Cotton, Wills Point Historical Society Museum, Wills Point, Texas
My May 8, 2005 entry into this weblog included the following material:
I managed to "break even" on my vacation, as the increased exercise offset the increased food intake to result in no weight gain. I am taking more material steps to watch what I eat, though, and even trying to bring formal structure to it. I've been able to maintain but not lose for some months, but I want to meet my "12 pounds lost by year end" goal. I find that "will to do things" is something I have, when I apply myself, and something I don't have when I only talk about it. So I took the odd and humiliating step of going to a Weight Watchers meeting today. It was a kind of admission that I am, after all, merely a suburbanite who eats too much, and hence can swallow my pride and do a simple structured thing since self-study has not sufficed.
I was grateful that nobody made me hug anyone or eat freeze-dried apples. There was talk of "needing a motivating factor" for losing weight. I hope that good health will suffice to motivate me, as I am really indifferent to fitting into any given article of clothing, and lack the need to be thin enough to play with my toddler (as I lack a toddler) which are apparently popular reasons to live. But I liked the idea that something would revulse me as much as the idea of going to a Weight Watchers meeting, and hence took myself there forthwith. I will make it a habit, and see if I lose weight that way. Maybe my motivation can be to be thin enough not to have to go to such a place, but that's really cynical thinking. I notice that I am the first, though, to prescribe that others do distasteful things for health, and so the pot now will be as black as the kettle. I have decided, by the way, that lettuce is the new bread. Further, anything that makes raw baby carrots a no-points transaction is fine with me.
During the past two years, I found that, far from being humiliating, Weight Watchers featured a brass-tacks, choices-made, positive, goal-oriented approach.
I began the program weighing a bit over 291 pounds.
Today I reached my goal weight, 210 pounds, losing just over eighty one pounds in
just over two years.
If I maintain this weight for six weeks, I become a "lifetime member" of the Weight Watchers program, who may attend the meetings for free.
I must see if I might find the picture taken of me during an April 2005 trip to Sanibel Island in Florida, which prompted me to enter Weight Watchers. Then I could be before and after.

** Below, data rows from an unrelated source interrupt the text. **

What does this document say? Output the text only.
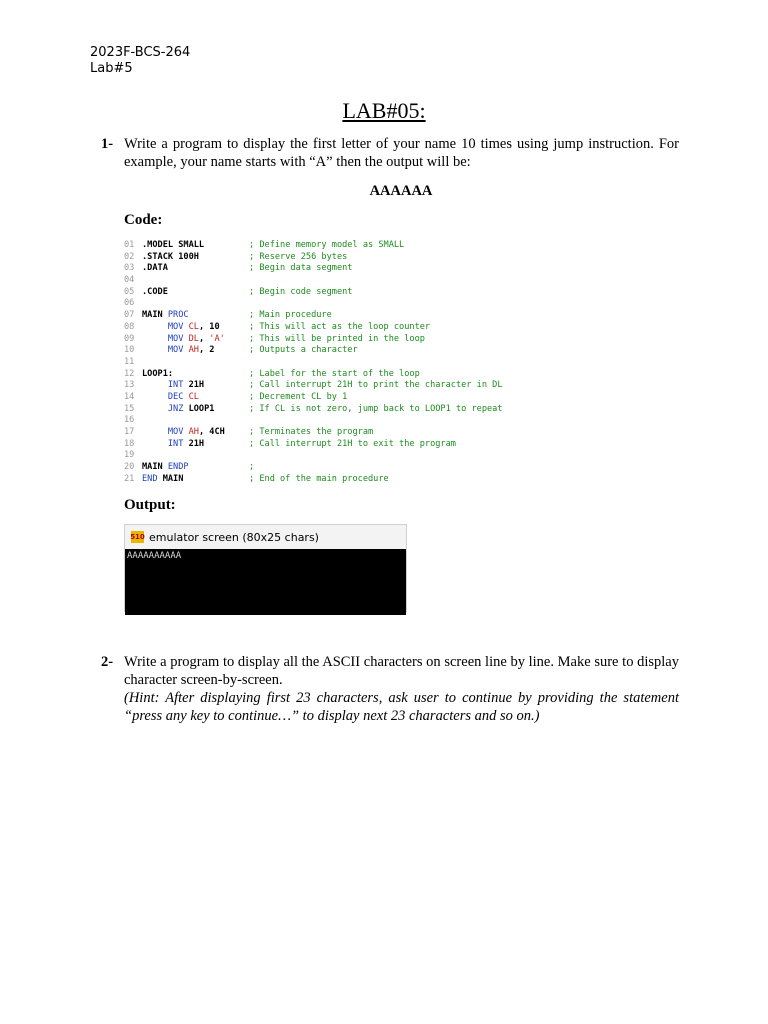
2023F-BCS-264
Lab#5
LAB#05:
1- Write a program to display the first letter of your name 10 times using jump instruction. For example, your name starts with “A” then the output will be:
AAAAAA
Code:
01 .MODEL SMALL	; Define memory model as SMALL
02 .STACK 100H	; Reserve 256 bytes
03 .DATA	; Begin data segment
04
05 .CODE	; Begin code segment
06
07 MAIN PROC	; Main procedure
08 MOV CL, 10	; This will act as the loop counter
09 MOV DL, 'A'	; This will be printed in the loop
10 MOV AH, 2	; Outputs a character
11
12 LOOP1:	; Label for the start of the loop
13 INT 21H	; Call interrupt 21H to print the character in DL
14 DEC CL	; Decrement CL by 1
15 JNZ LOOP1	; If CL is not zero, jump back to LOOP1 to repeat
16
17 MOV AH, 4CH	; Terminates the program
18 INT 21H	; Call interrupt 21H to exit the program
19
20 MAIN ENDP	;
21 END MAIN	; End of the main procedure
Output:
510 emulator screen (80x25 chars)
AAAAAAAAAA
2- Write a program to display all the ASCII characters on screen line by line. Make sure to display character screen-by-screen.
(Hint: After displaying first 23 characters, ask user to continue by providing the statement “press any key to continue…” to display next 23 characters and so on.)
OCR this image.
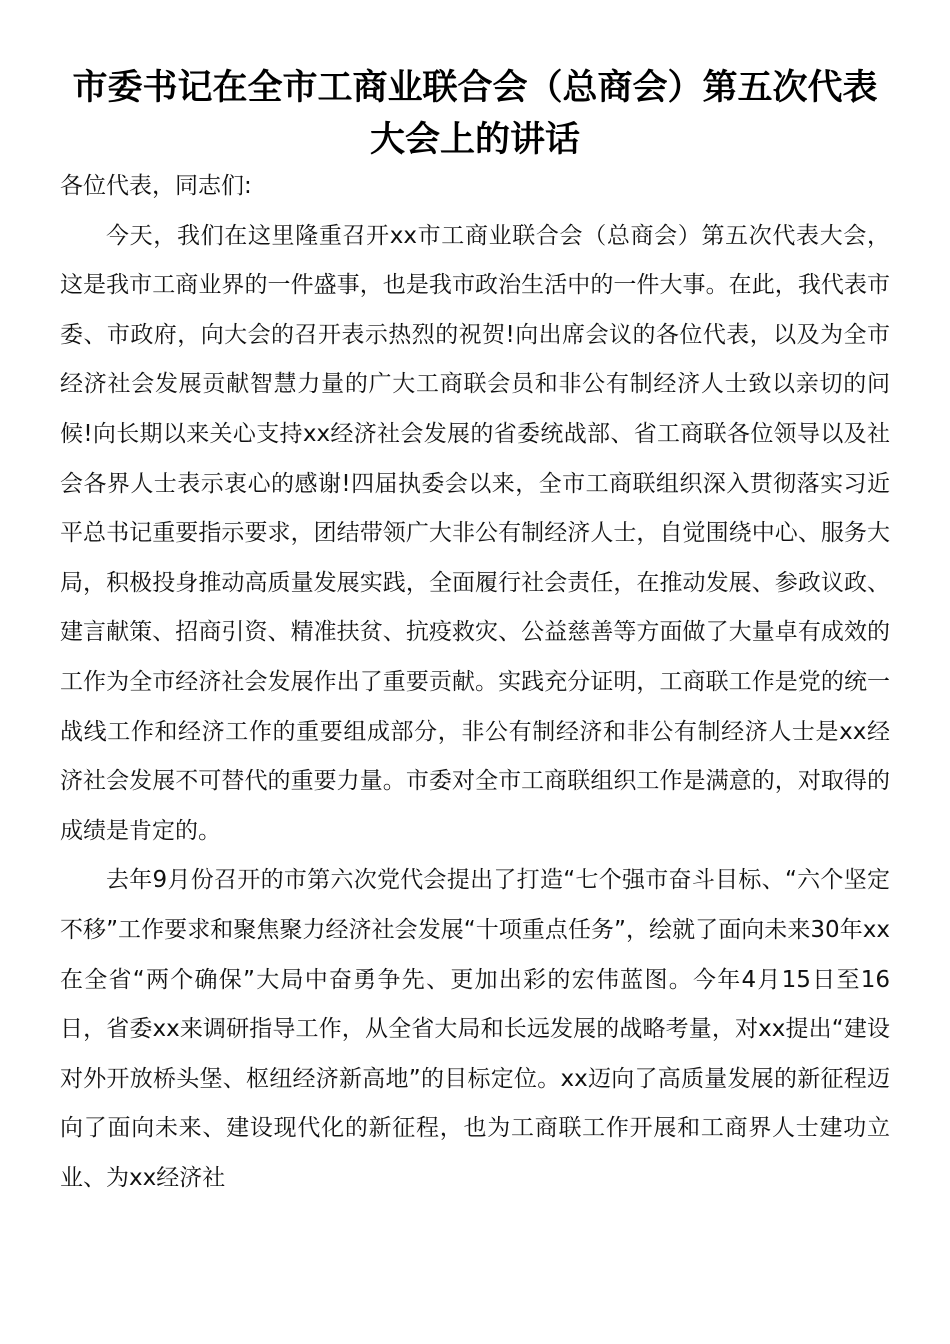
市委书记在全市工商业联合会（总商会）第五次代表大会上的讲话

各位代表，同志们:

今天，我们在这里隆重召开xx市工商业联合会（总商会）第五次代表大会，这是我市工商业界的一件盛事，也是我市政治生活中的一件大事。在此，我代表市委、市政府，向大会的召开表示热烈的祝贺!向出席会议的各位代表，以及为全市经济社会发展贡献智慧力量的广大工商联会员和非公有制经济人士致以亲切的问候!向长期以来关心支持xx经济社会发展的省委统战部、省工商联各位领导以及社会各界人士表示衷心的感谢!四届执委会以来，全市工商联组织深入贯彻落实习近平总书记重要指示要求，团结带领广大非公有制经济人士，自觉围绕中心、服务大局，积极投身推动高质量发展实践，全面履行社会责任，在推动发展、参政议政、建言献策、招商引资、精准扶贫、抗疫救灾、公益慈善等方面做了大量卓有成效的工作为全市经济社会发展作出了重要贡献。实践充分证明，工商联工作是党的统一战线工作和经济工作的重要组成部分，非公有制经济和非公有制经济人士是xx经济社会发展不可替代的重要力量。市委对全市工商联组织工作是满意的，对取得的成绩是肯定的。

去年9月份召开的市第六次党代会提出了打造“七个强市奋斗目标、“六个坚定不移”工作要求和聚焦聚力经济社会发展“十项重点任务”，绘就了面向未来30年xx在全省“两个确保”大局中奋勇争先、更加出彩的宏伟蓝图。今年4月15日至16日，省委xx来调研指导工作，从全省大局和长远发展的战略考量，对xx提出“建设对外开放桥头堡、枢纽经济新高地”的目标定位。xx迈向了高质量发展的新征程迈向了面向未来、建设现代化的新征程，也为工商联工作开展和工商界人士建功立业、为xx经济社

In other news, a kind man from Australia asked if I wish to release a new musical album on his netlabel, which pleases me no end. I am also working on a ccmixter collaboration with a kind fellow from India who loves Nine Inch Nails, so I am trying to figure out if I have an inner Reznor. Thus far, I am pretty sure I have some inner Bauhaus and any number of early free verse poets who write about destiny and doom, not to mention a deep affection for dissonance, but I am afraid even the WW goal weight does not make one necessarily Trent. It's been great fun to add atmospherics to a rock song.